La grande époque londo­nienne de l’opéra italien était celle de toutes les riva­li­tés : celle entre théâtres et compa­gnies, ou celle entre divas dont les Rival Queens les plus célèbres étaient la Faus­tina et la Cuzzoni, cham­pionnes du crêpage de chignon sur scène, dans des anec­dotes restées célèbres.
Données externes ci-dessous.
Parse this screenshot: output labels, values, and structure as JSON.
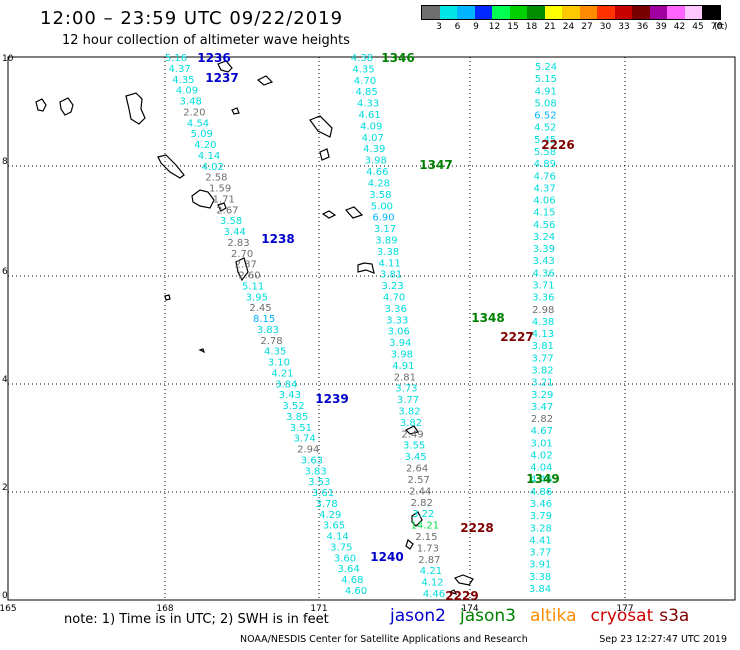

Les hommes – enfin les castrats – ne faisaient pas excep­tion, objets de contrats en or comme les stars d’aujourd’­hui, à l’ori­gine de la plupart des produc­tions. Maître de l’opéra baroque italien à Londres pendant trois décen­nies, Haen­del n’aura pour­tant jamais travaillé avec Fari­nelli, la star de son temps, préfé­rant toujours le théâtre des senti­ments à la virtuo­sité gratuite des feux d’ar­ti­fice vocaux, ouvrant la voie de l’opéra moderne en commençant d’im­po­ser la volonté du compo­si­teur sur les chan­teurs, et la prédo­mi­nance du drame musi­cal sur la distri­bu­tion.

Chers infi­dèles
Alors que Haen­del s’ap­prê­tait à diri­ger avec un peu de retard son nouvel opéra, Arianna in Creta – aujourd’­hui à peu près oublié – Porpora recruta à grands frais Fari­nelli pour monter sa propre Arianna, quelques semaines avant lui, dans un théâtre concur­rent… Un vrai mercato, digne du foot­ball d’aujourd’­hui. Qu’à cela ne tienne, Haen­del s’ap­prê­tait à être recruté à Covent Garden pour y compo­ser deux de ses chefs-d’œuvre, Ario­dante et Alcina, avec un castrat à la voix aussi virtuose que déli­cate, Giovanni Cares­tini… et parmi les plus beaux airs du réper­toire baroque, comme Scherza infida ou Doppo notte. Avec l’in­tel­li­gence de réper­toire qui le carac­té­rise, c’est donc à Fari­nelli contre Cares­tini que Philippe Jaroussky consacre son nouveau réci­tal avec le Concert de la Loge, après avoir consa­cré succes­si­ve­ment un disque à l’un et à l’autre. L’oc­ca­sion rêvée d’en­tendre les plus beaux airs lyriques du XVIIIe siècle dans le miroir de deux styles rivaux, par un grand bel cantiste d’aujourd­hui. Immanquable.

Réci­tal Philippe Jaroussky, Haen­del, Porpora, de Fari­nelli à Cares­tini. Direc­tion musi­cale Julien Chau­vin avec le Concert de la Loge. Jeudi 18 novembre à 20h à la Chapelle de la Trinité dans le cadre des Grands Concerts, Lyon 2e. De 35 à 75 €.